Так посмеялись предложению майора, владельца “хёндё”, всем отправиться в Германию и сделать бизнес на утопленниках: “Вы помните, показывали, какое там, в Германии, случилось наводнение? Теперь представьте на минуточку, сколько по всей Германии утопло новеньких машин. Хозяева своих утопленников, ясное дело, побросали. На кой им тачки, вымокшие до проводов? Страховку получили и – вперед; чего оглядываться?… Вот нам бы всех этих утопленников разыскать, потом собрать, хотя бы по цене металлолома, да хорошенько просушить, да вывезти в Москву, и здесь продать, чтобы не жадничать, хотя б по десять тысяч долларов за штуку…”.

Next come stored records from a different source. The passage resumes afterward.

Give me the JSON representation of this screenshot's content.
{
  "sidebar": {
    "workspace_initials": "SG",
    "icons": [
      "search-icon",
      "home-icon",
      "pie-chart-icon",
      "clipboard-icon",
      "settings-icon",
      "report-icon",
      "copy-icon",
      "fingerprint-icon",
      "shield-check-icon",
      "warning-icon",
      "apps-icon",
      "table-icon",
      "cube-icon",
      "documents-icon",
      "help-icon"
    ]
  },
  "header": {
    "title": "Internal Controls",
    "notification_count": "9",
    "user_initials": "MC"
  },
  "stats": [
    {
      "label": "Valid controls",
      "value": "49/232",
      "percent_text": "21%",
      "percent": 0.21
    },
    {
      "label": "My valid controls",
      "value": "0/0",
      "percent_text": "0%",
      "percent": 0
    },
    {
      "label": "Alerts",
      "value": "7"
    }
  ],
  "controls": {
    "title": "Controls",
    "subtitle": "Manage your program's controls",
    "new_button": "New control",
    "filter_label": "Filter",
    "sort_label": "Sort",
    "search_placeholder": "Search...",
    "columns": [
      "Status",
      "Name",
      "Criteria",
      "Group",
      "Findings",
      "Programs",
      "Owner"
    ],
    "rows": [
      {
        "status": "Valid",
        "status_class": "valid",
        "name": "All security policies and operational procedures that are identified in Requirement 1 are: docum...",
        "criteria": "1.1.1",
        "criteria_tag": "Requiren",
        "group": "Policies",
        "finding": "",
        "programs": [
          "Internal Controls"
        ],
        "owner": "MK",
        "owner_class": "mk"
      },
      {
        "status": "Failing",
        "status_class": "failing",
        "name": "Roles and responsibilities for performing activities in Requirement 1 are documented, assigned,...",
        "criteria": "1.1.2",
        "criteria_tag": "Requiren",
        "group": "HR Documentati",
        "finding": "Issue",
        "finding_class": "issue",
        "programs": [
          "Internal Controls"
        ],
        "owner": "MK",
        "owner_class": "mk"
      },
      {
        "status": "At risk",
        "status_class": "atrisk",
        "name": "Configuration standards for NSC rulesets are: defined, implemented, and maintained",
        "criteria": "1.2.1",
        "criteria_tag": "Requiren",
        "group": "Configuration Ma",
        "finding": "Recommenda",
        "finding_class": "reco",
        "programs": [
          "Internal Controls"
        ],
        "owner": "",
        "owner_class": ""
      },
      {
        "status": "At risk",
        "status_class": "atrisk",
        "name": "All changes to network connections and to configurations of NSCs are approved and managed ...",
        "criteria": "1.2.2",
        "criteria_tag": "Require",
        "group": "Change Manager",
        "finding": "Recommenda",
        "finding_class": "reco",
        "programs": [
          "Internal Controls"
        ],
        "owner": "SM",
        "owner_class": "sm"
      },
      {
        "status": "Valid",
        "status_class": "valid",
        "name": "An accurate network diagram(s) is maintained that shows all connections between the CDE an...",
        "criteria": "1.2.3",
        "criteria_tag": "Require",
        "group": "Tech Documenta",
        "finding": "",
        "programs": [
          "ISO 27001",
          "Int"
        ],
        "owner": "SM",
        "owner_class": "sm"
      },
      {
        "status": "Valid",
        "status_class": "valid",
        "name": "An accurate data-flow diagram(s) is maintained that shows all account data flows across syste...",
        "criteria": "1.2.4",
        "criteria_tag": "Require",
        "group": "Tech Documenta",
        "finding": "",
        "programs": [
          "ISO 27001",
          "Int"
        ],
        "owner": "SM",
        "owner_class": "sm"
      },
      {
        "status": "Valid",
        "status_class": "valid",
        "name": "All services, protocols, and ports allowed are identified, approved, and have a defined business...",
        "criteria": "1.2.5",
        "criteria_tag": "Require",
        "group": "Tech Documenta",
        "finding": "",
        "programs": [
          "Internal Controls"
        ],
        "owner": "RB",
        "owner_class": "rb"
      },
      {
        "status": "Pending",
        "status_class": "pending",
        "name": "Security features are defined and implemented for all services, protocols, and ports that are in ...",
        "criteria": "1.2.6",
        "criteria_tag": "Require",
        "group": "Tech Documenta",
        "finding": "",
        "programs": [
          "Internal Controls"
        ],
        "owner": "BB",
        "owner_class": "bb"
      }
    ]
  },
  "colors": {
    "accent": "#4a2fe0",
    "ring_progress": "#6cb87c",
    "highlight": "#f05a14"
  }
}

Мечтающий о собственной бензоколонке предположил собрать по всей стране остриженные ногти: “Нужна кому-то роговица в промышленных масштабах? Такого быть не может, чтобы не нужна!”. Над ним смеялись лишь из вежливости, вяло. Почувствовав, что не развлек, он робко предложил наладить всероссийский лов комаров и принимать их у населения на вес в прессованном виде: “Ведь это чистый протеин, не может быть, чтобы промышленность в нем не нуждалась!”. Женщина тоже что-то предложила и тоже первая смеялась, и вот тогда, вдохнув и выдохнув свою очередную порцию кальянного дымка, слово взял бывший нотариус-сиделец.